Why this matters now
KRAS researchers explicitly cite imatinib as their model. Like BCR-ABL, KRAS drives cancer growth; unlike BCR-ABL, KRAS resisted drugging for 20 additional years. The CNIO triple therapy aims to achieve for pancreatic cancer what imatinib did for CML.
2 of 3
2003-2013
EGFR Inhibitors in Lung Cancer (2003-2013)

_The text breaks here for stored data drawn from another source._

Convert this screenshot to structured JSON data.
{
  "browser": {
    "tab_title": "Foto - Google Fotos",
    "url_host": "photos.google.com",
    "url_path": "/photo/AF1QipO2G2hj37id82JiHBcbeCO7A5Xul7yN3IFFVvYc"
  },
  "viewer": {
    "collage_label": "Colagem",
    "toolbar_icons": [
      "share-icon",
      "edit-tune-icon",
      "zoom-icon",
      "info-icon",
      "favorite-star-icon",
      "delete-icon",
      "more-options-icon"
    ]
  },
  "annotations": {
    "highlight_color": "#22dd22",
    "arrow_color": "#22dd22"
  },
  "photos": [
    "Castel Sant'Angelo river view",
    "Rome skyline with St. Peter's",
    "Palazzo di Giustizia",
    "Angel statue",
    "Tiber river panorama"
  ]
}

After early EGFR inhibitors showed mixed results in unselected lung cancer patients, researchers discovered that only tumors with specific EGFR mutations responded. Gefitinib (2003) and erlotinib (2004) were approved for mutation-positive patients, followed by afatinib (2013). However, resistance typically emerged within 12-18 months.
Then
EGFR-mutant lung cancer patients gained months to years of progression-free survival.
Now
The resistance problem drove development of next-generation inhibitors and combination strategies—the same approach now being applied to KRAS.
Why this matters now
Afatinib, one of the three drugs in the CNIO combination, was designed to overcome resistance to earlier EGFR inhibitors. The triple therapy strategy—blocking the primary driver plus escape routes—directly responds to lessons learned from EGFR resistance.
3 of 3
May 2021
KRAS G12C Breakthrough (2021)
After researchers discovered a previously unknown binding pocket on the KRAS G12C mutant protein, Amgen developed sotorasib—the first approved drug targeting any KRAS mutation. The FDA granted accelerated approval based on a 36% response rate in lung cancer patients who had failed other treatments.
Then
Patients with G12C mutations gained a new treatment option, though responses were often temporary.
Now
The approval proved KRAS was druggable after all, triggering massive investment in inhibitors targeting other KRAS mutations.
Why this matters now
Sotorasib's approval validated the KRAS-targeting approach but left pancreatic cancer patients behind—G12C mutations occur in only 1-2% of pancreatic tumors versus 40% for G12D. The CNIO study uses daraxonrasib, which targets the mutations actually common in pancreatic cancer.